3. In the ‘Era of Interpretation’, ‘true’ Christianity (not that which is ‘dogmatic’, ‘substantial’ or ‘metaphysical’), heads a list of more new age demands. In this new mission, it abandons those archaic and surpassed objectives (the missionary and the preaching, for example): ‘The non metaphysical religion is also a non missionary religion’), in order to adopt with fervour, and even to defend, the marriage of homosexuals, euthanasia, in vitro fertilization, abortion, use of condoms as preservatives, female priesthood and everything else that is necessary to go beyond good and evil, and beyond even atheism and theism.
4. The future of religion, according with Rorty and Vattimo, passes through the legitimization of the culture weakening mechanism, charging it to the account of Christianity itself. Once again, it is the so called Christian message, of the kind that denies ‘the principle of reality’ when, Paul again, states: ‘Where, O death, is your victory?’ (Corinthians, 15, 54-55), and at the same time blesses the ethics of the dialogue and limitless conversation as a source of understanding, consensus and practical truth, for instance, through this preaching: ‘For where two or three come together in my name, there am I with them’ (Mathew, 18, 20).
Well then, one could say that Rorty and Vattimo met (or conspired) in the name of the weak and postmodern God with the purpose of deciding about their joyful future, which is no other than their retirement pension… And we should presume, moreover, that He was there with both philosophers (a sacrilegious imitation of the Holy Trinity certifying with his presence and support the deconstruction of Christianity. Perhaps it is for this reason that they say with such confidence and coolness, for they take it for granted that thanks to the evangelical spirit, they will always have compassion or forgiveness: ‘Father, forgive them, for they do not know what they are doing’ (Lucas, 23, 33-34). And neither what they are saying.
Fernando Rodríguez Genovés is a writer, essayist, literary critic and movie analyst as well a professor of Philosophy currently on a voluntary leave of absence. Author of eleven books and several blogs, Dr Genovés is a founding member and habitual collaborator of El Catoblepas, a monthly magazine of contemporary criticism published since 2002.
Notes
* Version corrected and adapted to the new times of my text «Cristianismo deconstruido» [Christianity Deconstructed], a review of Richard Rorty and Gianni Vattimo’s book, El futuro de la religión. Solidaridad, Caridad. Ironía, Paidós, Barcelona, 2006, published in Anthropos. Revista, nº 217, «Especial Gianno Vattimo. Hemeneusis e historicidad», Barcelona, 2008, pp. 194-196.

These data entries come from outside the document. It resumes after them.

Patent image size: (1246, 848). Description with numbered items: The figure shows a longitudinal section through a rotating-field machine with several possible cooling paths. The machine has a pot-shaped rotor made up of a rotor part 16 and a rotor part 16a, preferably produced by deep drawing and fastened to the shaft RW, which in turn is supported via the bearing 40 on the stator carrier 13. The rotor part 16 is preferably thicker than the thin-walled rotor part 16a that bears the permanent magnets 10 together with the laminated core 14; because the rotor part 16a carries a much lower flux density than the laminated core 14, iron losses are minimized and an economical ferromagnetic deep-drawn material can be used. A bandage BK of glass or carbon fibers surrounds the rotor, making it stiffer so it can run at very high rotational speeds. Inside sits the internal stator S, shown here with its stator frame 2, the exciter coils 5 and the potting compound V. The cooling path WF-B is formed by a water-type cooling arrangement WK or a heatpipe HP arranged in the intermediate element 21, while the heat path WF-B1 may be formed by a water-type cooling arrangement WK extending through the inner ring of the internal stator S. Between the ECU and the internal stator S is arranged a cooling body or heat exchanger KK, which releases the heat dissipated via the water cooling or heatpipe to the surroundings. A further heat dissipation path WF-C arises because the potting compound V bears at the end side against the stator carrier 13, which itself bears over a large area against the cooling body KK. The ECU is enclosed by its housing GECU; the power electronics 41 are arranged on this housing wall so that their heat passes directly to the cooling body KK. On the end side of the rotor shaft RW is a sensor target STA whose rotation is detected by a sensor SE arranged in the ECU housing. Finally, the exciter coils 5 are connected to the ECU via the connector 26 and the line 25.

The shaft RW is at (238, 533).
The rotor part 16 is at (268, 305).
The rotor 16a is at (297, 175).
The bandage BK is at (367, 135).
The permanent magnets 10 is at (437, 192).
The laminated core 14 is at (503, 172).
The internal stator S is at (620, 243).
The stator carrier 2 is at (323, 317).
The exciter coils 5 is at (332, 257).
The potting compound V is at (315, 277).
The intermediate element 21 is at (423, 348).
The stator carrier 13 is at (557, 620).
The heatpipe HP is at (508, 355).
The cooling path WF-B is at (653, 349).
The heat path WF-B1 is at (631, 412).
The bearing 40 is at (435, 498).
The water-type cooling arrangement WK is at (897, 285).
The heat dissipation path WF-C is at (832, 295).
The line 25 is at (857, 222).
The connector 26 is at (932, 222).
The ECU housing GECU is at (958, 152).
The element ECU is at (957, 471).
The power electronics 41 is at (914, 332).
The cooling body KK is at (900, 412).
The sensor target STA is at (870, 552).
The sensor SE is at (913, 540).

** Following this project, can be cited others books by Gianni Vattimo: After the death of God, (coauthor, John D. Caputo), Edited by Jeffrey W. Robbins, Columbia University Press, 2006.; Christianity, truth, and weak faith (coauthor, René Girard), Edited by P. Antonello, Columbia University Press, 2009; Not being God: a collaborative autobiography (coauthor, Piergiorgio Paterlini), New York: Columbia University Press, 2009.”